On faith: Feed your soul, not the plant

This August I had the great fun of participating in a production of “Little Shop of Horrors.” While a comic musical, it has a dark and tragic ending made all the more tragic because it was completely avoidable. The question that remains with me is: Where was the church?

By: Rev. Lawrence Lee, United Church of Two Harbors, Lake County News Chronicle

This August I had the great fun of participating in a production of “Little Shop of Horrors.” While a comic musical, it has a dark and tragic ending made all the more tragic because it was completely avoidable. The question that remains with me is: Where was the church?

The story revolves around an orphan named Seymour, an assistant at a skid row plant shop. He secretly adores his co-worker, Audrey, but doesn’t have the gumption to tell her. Likewise, Audrey adores Seymour, but has such low self-esteem that she has fallen into an abusive relationship and doesn’t feel worthy of true love.

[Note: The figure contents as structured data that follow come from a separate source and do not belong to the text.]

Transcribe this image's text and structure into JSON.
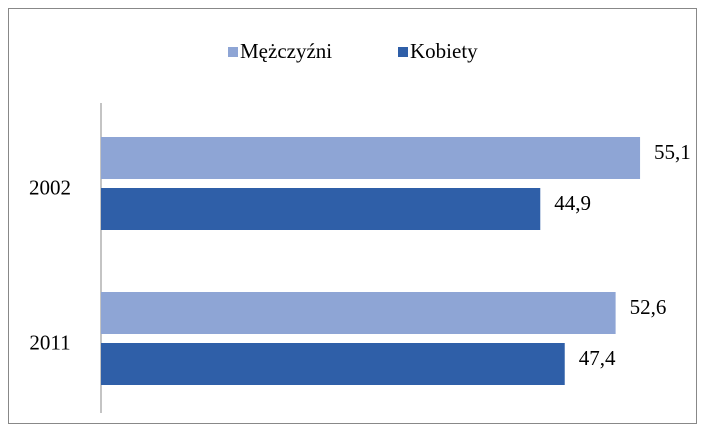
{
  "chart_data": {
    "type": "bar",
    "orientation": "horizontal",
    "categories": [
      "2002",
      "2011"
    ],
    "series": [
      {
        "name": "Mężczyźni",
        "color": "#8ea5d5",
        "values": [
          55.1,
          52.6
        ],
        "value_labels": [
          "55,1",
          "52,6"
        ]
      },
      {
        "name": "Kobiety",
        "color": "#2f5fa8",
        "values": [
          44.9,
          47.4
        ],
        "value_labels": [
          "44,9",
          "47,4"
        ]
      }
    ],
    "xlim": [
      0,
      60
    ],
    "legend": "top"
  }
}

Seymour discovers a bloodsucking plant that he feeds with his own blood and, because of the plant’s uniqueness, he starts to gain notoriety, fame, and fortune. As the plant grows, its demand for blood exceeds what he can give. Seymour feeds the plant the body of Audrey’s abusive boyfriend, which, at the time, seems just.

But the plant is never sated. The plant always demands more blood. Audrey, herself, becomes a victim of the plant and, finally, Seymour.

The tragic part of all of this is that the plant promised things to Seymour that were already his. He didn’t need the plant to be popular, intelligent, or to gain the love of Audrey. He only thought he did. In the show Seymour even sings “without my plant she might not love me anymore.”

And so I turn to my original question: Where was the church? Why was there no community of love there in Seymour’s life to affirm him as a person of worth? Why wasn’t Audrey lifted out of her spiral of self-loathing and destructive relationships by a community that loved her for herself? Why wasn’t Christ’s sacrifice magnified as sufficient to break the cycle of violent sacrifice of self and others that Seymour felt compelled to engage in?

Where was the church?

While the story of Seymour and Audrey is fictional and farcical, it resonates because the human dynamics are true. There are Seymours and Audreys out there right now who need to know love and acceptance and to be built up, not torn down, or the cycle of violence will continue. Once we are enslaved through our own doubts to these systems of violence, it is difficult to extract ourselves.  

It is best if we never start feeding the plant at all, as innocent as those first few drops of blood may seem.

As the chorus pleads in the big finale, “They may offer you fortune and fame, love and money and instant acclaim, but whatever they offer you, don’t feed the plants!”

The Rev. Lawrence Lee portrayed Mr. Mushnik in this summer’s Duluth Playhouse production of “Little Shop of Horrors.” He has been the pastor of the United Church of Two Harbors for eight years.